Just to compensate for the additional losses in the Battery of the Nation, the mainland states would need to generate 3,400 GWh per year. If that was generated by a combination of wind and solar, it would require an additional investment of $2.5 bn and incur annual operating and maintenance costs of $60-75m. If the extra generation was from gas, the cost would be much higher. So, the total investment to make a net 2 GW increase in supply to the mainland would be a colossal $9 bn.

The better alternative is for Tasmania to generate an extra 1,000 GWh for own consumption plus an extra 300 MW 24/7 so it can run Basslink at 70% capacity factor as an export only facility.
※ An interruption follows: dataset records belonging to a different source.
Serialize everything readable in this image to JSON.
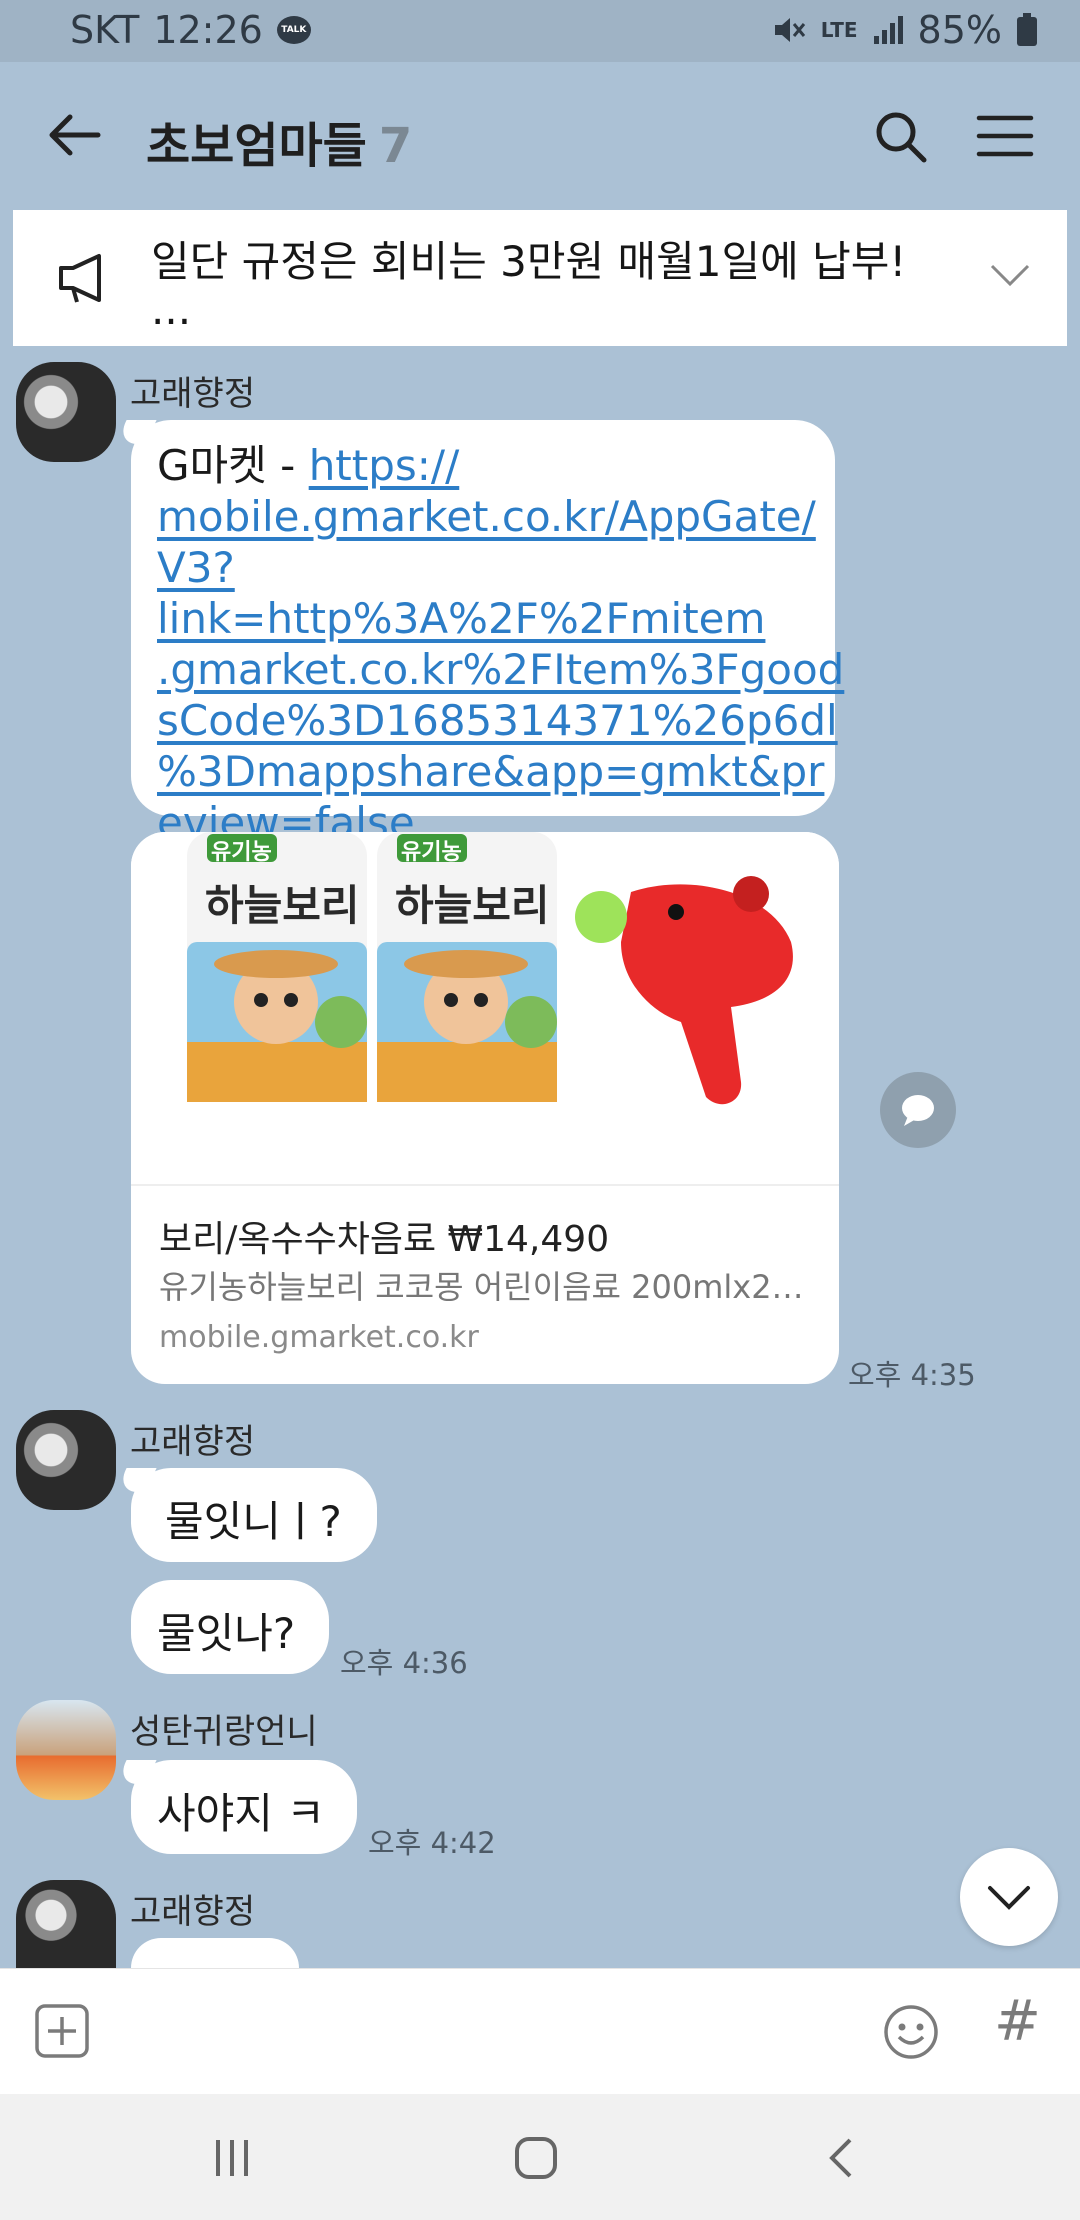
{
  "status_bar": {
    "carrier": "SKT",
    "time": "12:26",
    "talk_badge": "TALK",
    "network": "LTE",
    "battery": "85%"
  },
  "header": {
    "back_icon": "arrow-left-icon",
    "title": "초보엄마들",
    "member_count": "7",
    "search_icon": "search-icon",
    "menu_icon": "hamburger-menu-icon"
  },
  "notice": {
    "icon": "megaphone-icon",
    "text": "일단 규정은 회비는 3만원 매월1일에 납부!",
    "more": "...",
    "expand_icon": "chevron-down-icon"
  },
  "messages": {
    "m1": {
      "sender": "고래향정",
      "prefix": "G마켓 - ",
      "link_lines": [
        "https://",
        "mobile.gmarket.co.kr/AppGate/",
        "V3?link=http%3A%2F%2Fmitem",
        ".gmarket.co.kr%2FItem%3Fgood",
        "sCode%3D1685314371%26p6dl",
        "%3Dmappshare&app=gmkt&pr",
        "eview=false"
      ],
      "card": {
        "title": "보리/옥수수차음료 ₩14,490",
        "description": "유기농하늘보리 코코몽 어린이음료 200mlx2…",
        "domain": "mobile.gmarket.co.kr",
        "product_label": "하늘보리",
        "product_badge": "유기농"
      },
      "time": "오후 4:35"
    },
    "m2": {
      "sender": "고래향정",
      "text1": "물잇니ㅣ?",
      "text2": "물잇나?",
      "time": "오후 4:36"
    },
    "m3": {
      "sender": "성탄귀랑언니",
      "text": "사야지 ㅋ",
      "time": "오후 4:42"
    },
    "m4": {
      "sender": "고래향정"
    }
  },
  "input_bar": {
    "add_icon": "plus-square-icon",
    "emoji_icon": "smiley-icon",
    "hash_icon": "hashtag-icon",
    "hash_label": "#"
  },
  "colors": {
    "background": "#abc1d5",
    "link": "#2c7dc7",
    "bubble": "#ffffff"
  }
}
That would require about 7-800 MW of wind and 200-300 MW of new solar, including the plants currently under construction. The cost would be about $1.5-1.7bn with little or no investment in transmission and they could supply power landed in Victoria 24/7 for about $65/MWh.

Minimum summer demand in Tasmania is about 800 MW. If Tasmania had this additional renewable capacity, and assuming peak wind output of 90% combined with minimum hydro and solar, there would probably would only be a few hours a year where minimum generation was more than 1,200 MW. Thus, there would be very few times where local demand plus exports on the existing link was not sufficient to prevent spillage of hydro or curtailment of wind.
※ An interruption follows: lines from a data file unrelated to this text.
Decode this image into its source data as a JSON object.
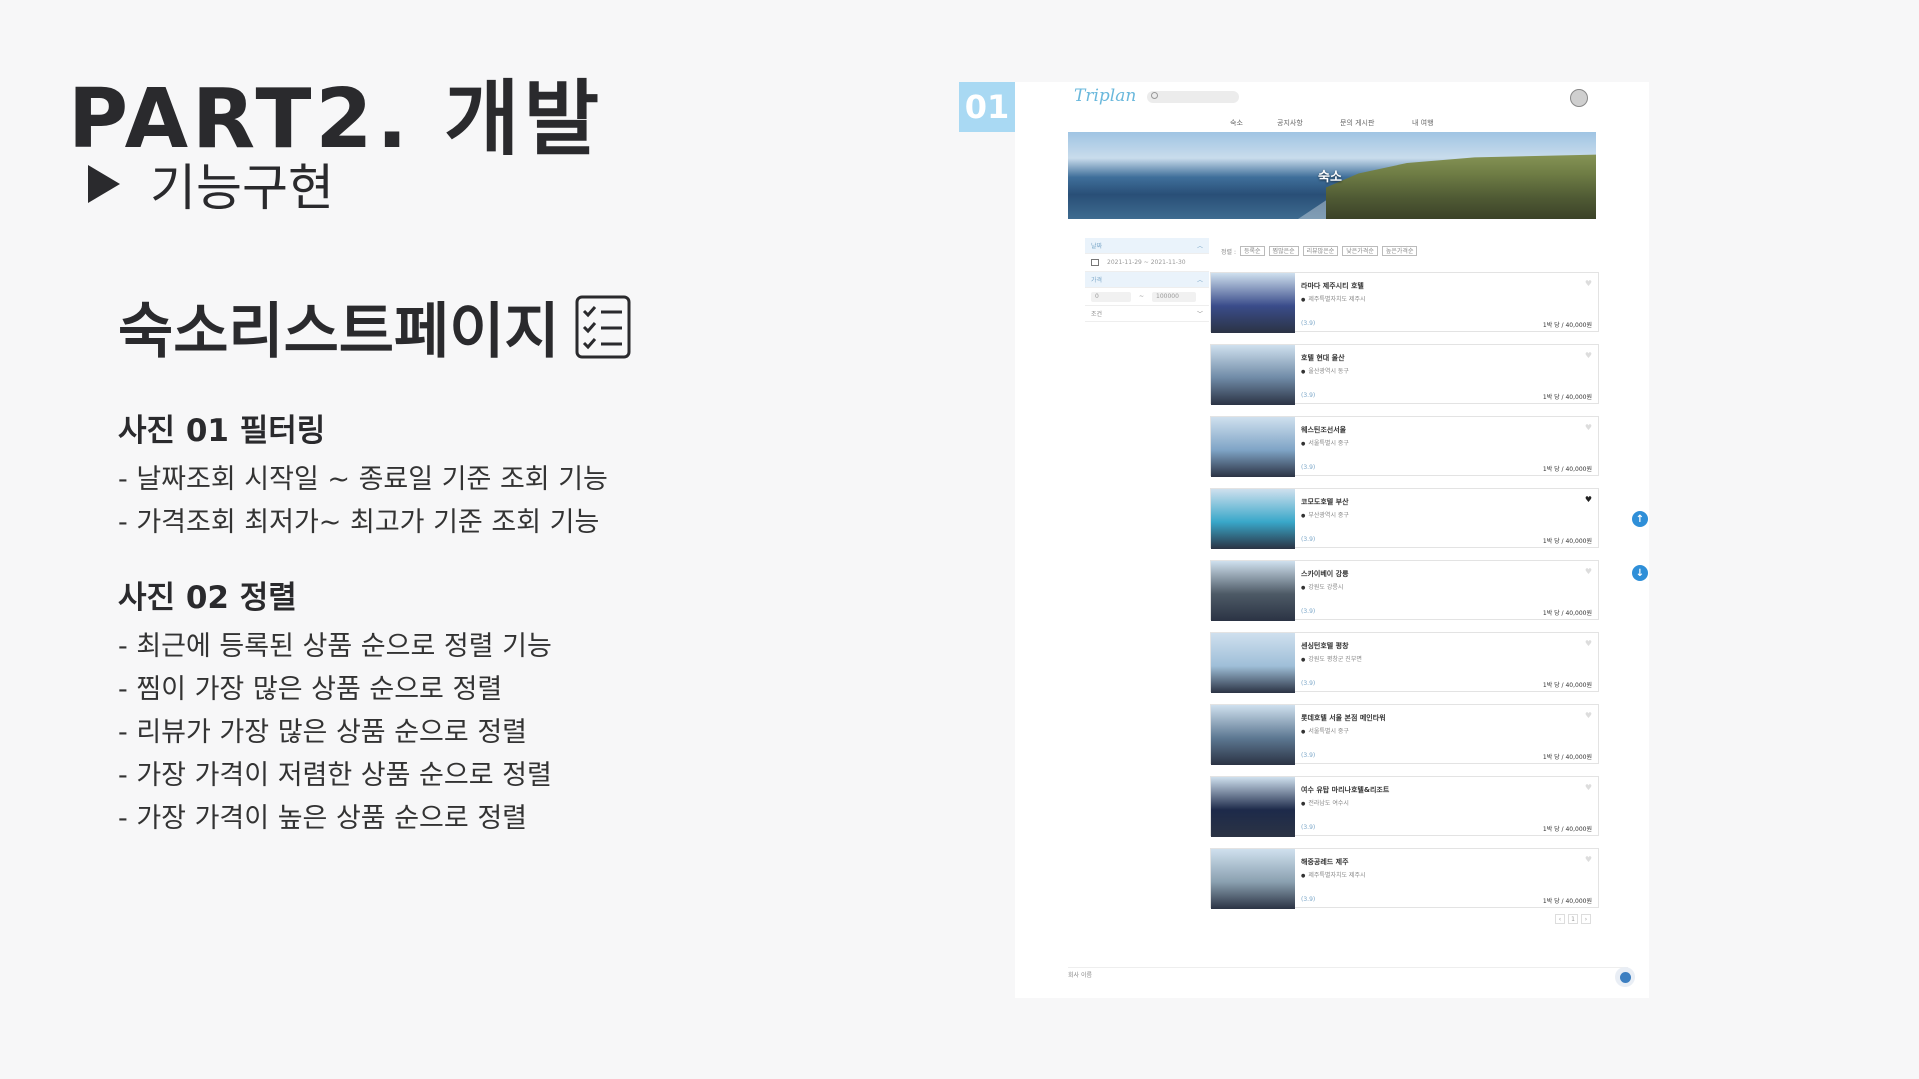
{
  "slide": {
    "title": "PART2. 개발",
    "subtitle": "기능구현",
    "heading": "숙소리스트페이지"
  },
  "sections": [
    {
      "title": "사진 01 필터링",
      "lines": [
        "- 날짜조회 시작일 ~ 종료일 기준 조회 기능",
        "- 가격조회 최저가~ 최고가 기준 조회 기능"
      ]
    },
    {
      "title": "사진 02 정렬",
      "lines": [
        "- 최근에 등록된 상품 순으로 정렬 기능",
        "- 찜이 가장 많은 상품 순으로 정렬",
        "- 리뷰가 가장 많은 상품 순으로 정렬",
        "- 가장 가격이 저렴한 상품 순으로 정렬",
        "- 가장 가격이 높은 상품 순으로 정렬"
      ]
    }
  ],
  "screenshot": {
    "badge": "01",
    "logo": "Triplan",
    "nav": [
      "숙소",
      "공지사항",
      "문의 게시판",
      "내 여행"
    ],
    "hero_caption": "숙소",
    "filter": {
      "date_label": "날짜",
      "date_range": "2021-11-29 ~ 2021-11-30",
      "price_label": "가격",
      "price_min": "0",
      "price_sep": "~",
      "price_max": "100000",
      "more_label": "조건"
    },
    "sort_label": "정렬 :",
    "sort_options": [
      "등록순",
      "찜많은순",
      "리뷰많은순",
      "낮은가격순",
      "높은가격순"
    ],
    "items": [
      {
        "name": "라마다 제주시티 호텔",
        "addr": "제주특별자치도 제주시",
        "rate": "(3.9)",
        "price": "1박 당 / 40,000원",
        "thumb": "#3a4c8a",
        "liked": false
      },
      {
        "name": "호텔 현대 울산",
        "addr": "울산광역시 동구",
        "rate": "(3.9)",
        "price": "1박 당 / 40,000원",
        "thumb": "#6f8aa6",
        "liked": false
      },
      {
        "name": "웨스틴조선서울",
        "addr": "서울특별시 중구",
        "rate": "(3.9)",
        "price": "1박 당 / 40,000원",
        "thumb": "#7fa4c6",
        "liked": false
      },
      {
        "name": "코모도호텔 부산",
        "addr": "부산광역시 중구",
        "rate": "(3.9)",
        "price": "1박 당 / 40,000원",
        "thumb": "#39a7c9",
        "liked": true
      },
      {
        "name": "스카이베이 강릉",
        "addr": "강원도 강릉시",
        "rate": "(3.9)",
        "price": "1박 당 / 40,000원",
        "thumb": "#4d5a66",
        "liked": false
      },
      {
        "name": "센싱턴호텔 평창",
        "addr": "강원도 평창군 진부면",
        "rate": "(3.9)",
        "price": "1박 당 / 40,000원",
        "thumb": "#9fbfd8",
        "liked": false
      },
      {
        "name": "롯데호텔 서울 본점 메인타워",
        "addr": "서울특별시 중구",
        "rate": "(3.9)",
        "price": "1박 당 / 40,000원",
        "thumb": "#5d7892",
        "liked": false
      },
      {
        "name": "여수 유탑 마리나호텔&리조트",
        "addr": "전라남도 여수시",
        "rate": "(3.9)",
        "price": "1박 당 / 40,000원",
        "thumb": "#1d2a4a",
        "liked": false
      },
      {
        "name": "해중공레드 제주",
        "addr": "제주특별자치도 제주시",
        "rate": "(3.9)",
        "price": "1박 당 / 40,000원",
        "thumb": "#8aa0b0",
        "liked": false
      }
    ],
    "pager": [
      "‹",
      "1",
      "›"
    ],
    "footer": "회사 이름"
  }
}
Instead of spending $9 billion on the Battery for the Nation project, it would be far better for the NEM to spend $1.5b in Tasmania and the remaining $7.5bn building one hundred 50MW/200MWh battery farms on the mainland.  This would generate 5GW of peak power rather than a mere 1.8-2 GW.

These new mainland farms would reduce losses by charging off-peak and discharging near the load. They would also vastly improve grid resilience in the face of natural or man-made disasters. The total storage would be 20 GWh, about the same or possibly more than the pumped-hydro system.
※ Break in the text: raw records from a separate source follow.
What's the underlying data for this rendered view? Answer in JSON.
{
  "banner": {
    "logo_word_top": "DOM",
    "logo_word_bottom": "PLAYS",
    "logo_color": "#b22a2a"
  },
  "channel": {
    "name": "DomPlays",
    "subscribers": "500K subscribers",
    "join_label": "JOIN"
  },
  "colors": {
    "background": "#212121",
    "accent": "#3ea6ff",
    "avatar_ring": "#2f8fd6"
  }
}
In general, the need for dedicated large scale grid storage is vastly overstated. Wind is never zero and – after allowing for wide dispersion of low-wind-type wind turbines, tracking solar, back up generators and flexible demand – grid storage needs will be much less than current projections.

Most of the remaining storage will be:

•      At or near generators for arbitrage and to minimise curtailment due to grid congestion,
•      At customers to reduce capacity and peak demand charges while storing behind-the-meter generation from either rooftop solar or CHP plants,
•      Occasionally at grid nodes to minimise grid investment, and
•      Near loads to improve resilience in the face of fires and storms and shift generation and transmission loads away from peak times.

Pumped hydro in the Adelaide Hills or Port Augusta, or upgrading Shoalhaven, would meet some of these objectives. However pumped hydro in Tasmania or even Snowy II meet none of these needs and therefore cost far more per MW/MWh delivered.